Les candidats à la régularisation auront toutefois eu quelque inquiétude à la lecture des propos d’un fonctionnaire de l’Inspection spéciale des impôts accusant l’Etat de blanchiment massif d’argent noir à des tarifs bradés, de 3 à 5 % du capital. Y a-t-il lieu de craindre quoi que ce soit à cet égard ? Qu’en est-il ?

La polémique résulte en fait d’une confusion ancienne, qui date déjà de la précédente et fameuse déclaration libératoire unique.

Le mécanisme de régularisation actuellement en vigueur est extrêmement simple. Si vous régularisez des revenus autres que professionnels, une majoration de 10 % s’applique au taux de l’impôt dû. Le taux d’imposition sur les intérêts s’élève dont à 25 % au lieu de 15 % et celui sur les dividendes à 35 % au lieu de 25 %. Les revenus professionnels et la TVA sont régularisables aux taux qui auraient été appliqués si le contribuable les avait scrupuleusement déclarés, donc sans majoration.

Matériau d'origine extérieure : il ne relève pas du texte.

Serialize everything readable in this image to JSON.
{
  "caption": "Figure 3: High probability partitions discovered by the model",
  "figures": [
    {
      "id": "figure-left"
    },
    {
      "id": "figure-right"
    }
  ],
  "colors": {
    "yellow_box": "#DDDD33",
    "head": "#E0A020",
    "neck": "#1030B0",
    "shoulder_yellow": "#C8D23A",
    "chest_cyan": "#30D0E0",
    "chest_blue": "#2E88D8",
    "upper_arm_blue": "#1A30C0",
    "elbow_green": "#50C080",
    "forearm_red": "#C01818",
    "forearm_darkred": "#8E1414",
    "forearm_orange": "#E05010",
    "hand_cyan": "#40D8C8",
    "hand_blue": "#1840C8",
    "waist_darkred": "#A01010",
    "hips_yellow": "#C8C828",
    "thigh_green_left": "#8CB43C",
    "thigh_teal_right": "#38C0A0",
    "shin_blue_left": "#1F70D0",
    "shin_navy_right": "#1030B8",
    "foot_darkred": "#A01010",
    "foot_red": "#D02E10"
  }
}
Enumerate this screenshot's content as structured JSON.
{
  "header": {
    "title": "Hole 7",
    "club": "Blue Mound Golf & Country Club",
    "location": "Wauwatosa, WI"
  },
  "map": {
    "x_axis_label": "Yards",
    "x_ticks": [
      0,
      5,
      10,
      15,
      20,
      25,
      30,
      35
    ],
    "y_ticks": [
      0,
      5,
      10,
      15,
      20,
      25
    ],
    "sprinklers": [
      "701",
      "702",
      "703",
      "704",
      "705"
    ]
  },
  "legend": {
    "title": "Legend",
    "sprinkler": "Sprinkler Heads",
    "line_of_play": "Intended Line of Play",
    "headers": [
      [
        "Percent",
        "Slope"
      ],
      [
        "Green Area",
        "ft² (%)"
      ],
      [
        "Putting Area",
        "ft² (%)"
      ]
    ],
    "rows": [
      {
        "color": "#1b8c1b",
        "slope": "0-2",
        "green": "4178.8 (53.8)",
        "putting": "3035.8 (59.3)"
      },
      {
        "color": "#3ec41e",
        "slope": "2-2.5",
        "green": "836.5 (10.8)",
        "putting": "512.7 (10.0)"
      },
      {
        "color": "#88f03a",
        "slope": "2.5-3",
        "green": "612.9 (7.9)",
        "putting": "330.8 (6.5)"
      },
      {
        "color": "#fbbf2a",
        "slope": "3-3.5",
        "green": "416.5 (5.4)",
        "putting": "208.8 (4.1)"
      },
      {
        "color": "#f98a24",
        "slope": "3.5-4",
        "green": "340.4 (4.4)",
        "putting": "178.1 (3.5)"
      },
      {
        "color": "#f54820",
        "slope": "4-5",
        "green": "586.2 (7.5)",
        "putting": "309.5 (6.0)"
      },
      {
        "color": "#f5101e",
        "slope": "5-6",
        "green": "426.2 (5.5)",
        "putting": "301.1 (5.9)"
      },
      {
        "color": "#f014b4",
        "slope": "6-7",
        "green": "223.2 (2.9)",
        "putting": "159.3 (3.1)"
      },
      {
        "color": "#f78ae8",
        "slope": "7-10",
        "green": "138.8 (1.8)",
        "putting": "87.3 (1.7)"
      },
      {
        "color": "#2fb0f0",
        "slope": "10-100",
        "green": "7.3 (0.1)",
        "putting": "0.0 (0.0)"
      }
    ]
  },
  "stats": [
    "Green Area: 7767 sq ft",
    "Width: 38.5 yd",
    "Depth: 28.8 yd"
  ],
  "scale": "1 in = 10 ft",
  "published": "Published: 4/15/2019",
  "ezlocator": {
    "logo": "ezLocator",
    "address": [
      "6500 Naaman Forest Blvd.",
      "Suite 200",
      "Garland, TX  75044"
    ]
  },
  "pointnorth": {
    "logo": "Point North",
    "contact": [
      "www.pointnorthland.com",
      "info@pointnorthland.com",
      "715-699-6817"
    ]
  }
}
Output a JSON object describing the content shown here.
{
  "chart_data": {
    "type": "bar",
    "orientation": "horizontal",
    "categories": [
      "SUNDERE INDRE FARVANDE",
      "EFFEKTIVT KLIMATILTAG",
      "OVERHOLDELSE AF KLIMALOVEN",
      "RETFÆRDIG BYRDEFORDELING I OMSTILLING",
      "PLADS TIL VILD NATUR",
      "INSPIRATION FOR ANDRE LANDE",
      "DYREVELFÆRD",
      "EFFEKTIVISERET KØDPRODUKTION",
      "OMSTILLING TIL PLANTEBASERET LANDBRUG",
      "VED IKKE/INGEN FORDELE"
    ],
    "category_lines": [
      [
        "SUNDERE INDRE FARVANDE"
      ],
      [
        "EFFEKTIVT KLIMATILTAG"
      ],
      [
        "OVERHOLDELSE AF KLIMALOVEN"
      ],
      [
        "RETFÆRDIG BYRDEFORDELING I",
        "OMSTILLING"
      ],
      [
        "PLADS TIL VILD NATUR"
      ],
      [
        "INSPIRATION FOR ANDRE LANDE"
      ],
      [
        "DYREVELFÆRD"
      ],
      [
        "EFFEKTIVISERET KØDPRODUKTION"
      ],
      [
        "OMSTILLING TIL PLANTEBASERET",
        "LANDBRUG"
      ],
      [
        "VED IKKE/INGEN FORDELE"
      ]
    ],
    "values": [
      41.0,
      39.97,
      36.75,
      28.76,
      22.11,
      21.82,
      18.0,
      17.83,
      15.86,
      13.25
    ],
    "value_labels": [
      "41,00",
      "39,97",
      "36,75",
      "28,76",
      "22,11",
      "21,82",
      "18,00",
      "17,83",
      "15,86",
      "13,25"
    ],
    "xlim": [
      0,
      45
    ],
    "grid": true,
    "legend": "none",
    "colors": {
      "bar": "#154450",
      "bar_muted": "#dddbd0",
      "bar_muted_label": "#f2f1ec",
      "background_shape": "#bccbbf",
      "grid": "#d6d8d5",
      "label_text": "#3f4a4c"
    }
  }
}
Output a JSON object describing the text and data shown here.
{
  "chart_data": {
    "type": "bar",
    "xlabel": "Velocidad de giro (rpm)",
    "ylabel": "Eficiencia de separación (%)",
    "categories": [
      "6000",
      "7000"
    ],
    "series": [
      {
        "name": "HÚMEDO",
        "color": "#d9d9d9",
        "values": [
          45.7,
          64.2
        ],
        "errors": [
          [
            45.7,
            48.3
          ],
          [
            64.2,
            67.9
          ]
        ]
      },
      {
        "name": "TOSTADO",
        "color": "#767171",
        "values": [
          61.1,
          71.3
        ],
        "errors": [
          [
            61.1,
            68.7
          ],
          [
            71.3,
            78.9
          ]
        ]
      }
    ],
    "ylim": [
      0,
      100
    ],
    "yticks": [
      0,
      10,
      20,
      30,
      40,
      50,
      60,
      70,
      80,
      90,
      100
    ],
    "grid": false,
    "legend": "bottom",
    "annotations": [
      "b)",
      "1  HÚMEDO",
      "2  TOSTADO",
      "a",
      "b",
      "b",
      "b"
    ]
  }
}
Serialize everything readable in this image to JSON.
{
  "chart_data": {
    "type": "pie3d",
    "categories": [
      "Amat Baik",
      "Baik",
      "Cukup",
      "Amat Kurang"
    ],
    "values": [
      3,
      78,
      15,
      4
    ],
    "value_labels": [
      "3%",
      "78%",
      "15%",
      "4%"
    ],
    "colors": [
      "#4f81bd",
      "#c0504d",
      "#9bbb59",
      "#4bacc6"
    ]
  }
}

Ainsi, un contribuable qui dispose d’une épargne d’un million d’euros en Suisse dont il n’a jamais déclaré les revenus d’intérêt en Belgique pourra effectivement la régulariser à moindre coût. Il ne devra en effet payer que le taux d’imposition majoré à 25 % sur les intérêts perçus ces cinq dernères années (délai de prescription applicable en matière d’impôts directs en cas de fraude). Si l’on tient compte d’un pourcentage d’intérêt annuel de 3 %, l’impôt éludé sur ces trois dernières années s’élèverait à 22.500 EUR (1.000.000 x 3 % x 5 x 15 %). S’il procède à une régularisation fiscale de ces revenus, il paiera toutefois, avec la majoration, la somme totale de 37.500 EUR (1.000.000 x 3 % x 5 x 25 %), soit effectivement 3,75 % à peine du capital. Il ne faut y voir aucune malice puisqu’il aurait été imposé moins lourdement s’il avait déclaré spontanément ces revenus en Belgique. Le tarif n’est donc aucunement bradé comme certains semblent le penser.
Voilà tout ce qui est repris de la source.